Pour entrer dans ces démonstrations, je vais aborder la partie historique de mon sujet. C'est une tâche vaste, j'en conviens ; cependant, elle se présente si fortement enchaînée dans toutes ses parties, et, là, si concordante, convergeant si strictement vers le même but, que, loin d'être embarrassé de sa grandeur, il me semble en tirer un puissant secours pour mieux établir la solidité des arguments que je vais moissonner. Il me faudra, sans doute, parcourir, avec les migrations blanches, une grande partie de notre globe. Mais ce sera toujours rayonner autour des régions de la haute Asie, point central d'où la race civilisatrice est primitivement descendue. J'aurai à rattacher, tour à tour, au domaine de l'histoire, des contrées qui, entrées une fois dans sa possession, ne pourront plus s'en séparer. Là, je verrai se déployer, dans toutes leurs conséquences, les lois ethniques et leur combinaison. Je constaterai avec quelle régularité inexorable et monotone elles imposent leur application. De l'ensemble de ce spectacle, à coup sûr bien imposant, de l'aspect de ce paysage animé qui embrasse, dans son cadre immense, tous les pays de la terre où l'homme s'est montré vraiment dominateur ; enfin, de ce concours de tableaux également émouvants et grandioses, je tirerai, pour établir l'inégalité des races humaines et la prééminence d'une seule sur toutes les autres, des preuves incorruptibles comme le diamant, et sur lesquelles la dent vipérine de l'idée démagogique ne pourra mordre. Je vais donc quitter, ici, la forme de la critique et du raisonnement pour prendre celle de la synthèse et de l'affirmation. Il ne me reste plus qu'à faire bien connaître le terrain sur lequel je m'établis. Ce sera court.
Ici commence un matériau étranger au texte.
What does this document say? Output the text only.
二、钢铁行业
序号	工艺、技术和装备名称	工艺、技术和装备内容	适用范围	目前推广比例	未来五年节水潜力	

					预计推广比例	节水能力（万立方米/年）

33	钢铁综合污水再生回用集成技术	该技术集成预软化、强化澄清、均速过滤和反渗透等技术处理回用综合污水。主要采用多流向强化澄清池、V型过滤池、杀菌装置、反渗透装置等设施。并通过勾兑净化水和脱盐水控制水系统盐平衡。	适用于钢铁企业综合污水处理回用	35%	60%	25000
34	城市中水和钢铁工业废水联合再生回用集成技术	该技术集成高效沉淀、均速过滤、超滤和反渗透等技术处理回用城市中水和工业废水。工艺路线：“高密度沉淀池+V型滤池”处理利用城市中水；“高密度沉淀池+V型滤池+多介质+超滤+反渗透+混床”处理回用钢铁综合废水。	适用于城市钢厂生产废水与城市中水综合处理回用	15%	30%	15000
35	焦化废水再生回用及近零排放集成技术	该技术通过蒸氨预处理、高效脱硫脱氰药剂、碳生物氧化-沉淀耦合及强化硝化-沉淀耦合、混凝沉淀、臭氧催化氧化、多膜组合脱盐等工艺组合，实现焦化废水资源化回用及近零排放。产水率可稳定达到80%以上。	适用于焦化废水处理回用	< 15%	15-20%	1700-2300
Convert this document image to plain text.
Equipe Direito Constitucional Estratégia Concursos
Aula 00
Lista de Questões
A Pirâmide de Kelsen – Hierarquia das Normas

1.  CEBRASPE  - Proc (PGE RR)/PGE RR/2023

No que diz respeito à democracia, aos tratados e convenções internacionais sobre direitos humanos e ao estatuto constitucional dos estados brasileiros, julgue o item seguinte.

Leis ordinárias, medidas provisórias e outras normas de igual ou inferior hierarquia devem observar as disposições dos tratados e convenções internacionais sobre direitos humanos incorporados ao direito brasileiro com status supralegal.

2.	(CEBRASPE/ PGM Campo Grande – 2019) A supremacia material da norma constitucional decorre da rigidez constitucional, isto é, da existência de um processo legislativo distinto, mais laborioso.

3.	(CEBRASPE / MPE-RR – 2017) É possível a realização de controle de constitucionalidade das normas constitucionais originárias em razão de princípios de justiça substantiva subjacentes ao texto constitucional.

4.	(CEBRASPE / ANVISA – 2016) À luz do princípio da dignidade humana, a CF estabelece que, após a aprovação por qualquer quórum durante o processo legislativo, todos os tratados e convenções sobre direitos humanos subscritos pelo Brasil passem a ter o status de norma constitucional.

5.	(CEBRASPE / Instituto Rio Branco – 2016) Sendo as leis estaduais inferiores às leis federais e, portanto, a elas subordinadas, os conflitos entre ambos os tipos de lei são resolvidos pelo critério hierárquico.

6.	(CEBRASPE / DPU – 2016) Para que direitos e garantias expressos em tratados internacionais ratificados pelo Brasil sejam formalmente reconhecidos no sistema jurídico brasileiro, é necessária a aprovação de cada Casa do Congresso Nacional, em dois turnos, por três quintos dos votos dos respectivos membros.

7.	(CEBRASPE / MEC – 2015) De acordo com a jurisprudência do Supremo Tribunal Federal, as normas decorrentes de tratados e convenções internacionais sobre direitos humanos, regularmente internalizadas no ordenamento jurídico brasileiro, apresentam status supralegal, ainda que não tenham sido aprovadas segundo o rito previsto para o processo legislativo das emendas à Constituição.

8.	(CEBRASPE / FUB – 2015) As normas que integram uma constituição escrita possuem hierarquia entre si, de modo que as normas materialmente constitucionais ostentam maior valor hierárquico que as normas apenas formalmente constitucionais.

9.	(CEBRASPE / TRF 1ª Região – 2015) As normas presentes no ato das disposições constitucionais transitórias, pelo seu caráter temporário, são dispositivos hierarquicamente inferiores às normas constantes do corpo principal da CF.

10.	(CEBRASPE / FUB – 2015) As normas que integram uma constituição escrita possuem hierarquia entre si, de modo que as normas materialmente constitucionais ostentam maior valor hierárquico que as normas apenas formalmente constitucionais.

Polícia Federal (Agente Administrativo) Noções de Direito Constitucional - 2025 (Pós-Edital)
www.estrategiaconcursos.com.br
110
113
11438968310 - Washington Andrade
J'ai dit que les grandes civilisations humaines ne sont qu'au nombre de dix et que toutes sont issues de l'initiative de la race blanche [10]. Il faut mettre en tête de la liste :

  1. La civilisation indienne. Elle s'est avancée dans la mer des Indes, dans le nord et à l'est du continent asiatique, au delà du Brahmapoutra. Son foyer se trouvait dans un rameau de la nation blanche des Arians [Aryens].

  2. Viennent ensuite les Égyptiens. Autour d'eux se rallient les Éthiopiens, les Nubiens, et quelques petits peuples habitant à l'ouest de l'oasis d'Ammon. Une colonie ariane [aryenne] de l'Inde, établie dans le haut de la vallée du Nil, a créé cette société.

  3. Les Assyriens, auxquels se rattachent les Juifs, les Phéniciens les Lydiens les Carthaginois, les Hymiarites, ont dû leur intelligence sociale à ces grandes invasions blanches auxquelles on peut conserver le nom de descendants de Cham et de Sem. Quant aux Zoroastriens-Iraniens qui dominèrent dans l'Asie antérieure sous le nom de Mèdes, de Perses et de Bactriens, c'était un rameau de la famille ariane.

  4. Les Grecs étaient issus de la même souche ariane, et ce furent les éléments sémitiques qui la modifièrent.

  5. Le pendant de ce qui arrive pour l'Égypte se rencontre en Chine. Une colonie ariane, venue de l'Inde, y apporta les lumières sociales. Seulement, au lieu de se mêler, comme sur les bords du Nil, avec des populations noires, elle se fondit dans des masses malaises et jaunes, et reçut, en outre, par le nord-ouest, d'assez nombreux apports d'éléments blancs, également arians, mais non plus hindous [11].

  6. L'ancienne civilisation de la péninsule italique, d'où sortit la culture romaine, fut une marqueterie de Celtes, d'Ibères, d'Arians et de Sémites.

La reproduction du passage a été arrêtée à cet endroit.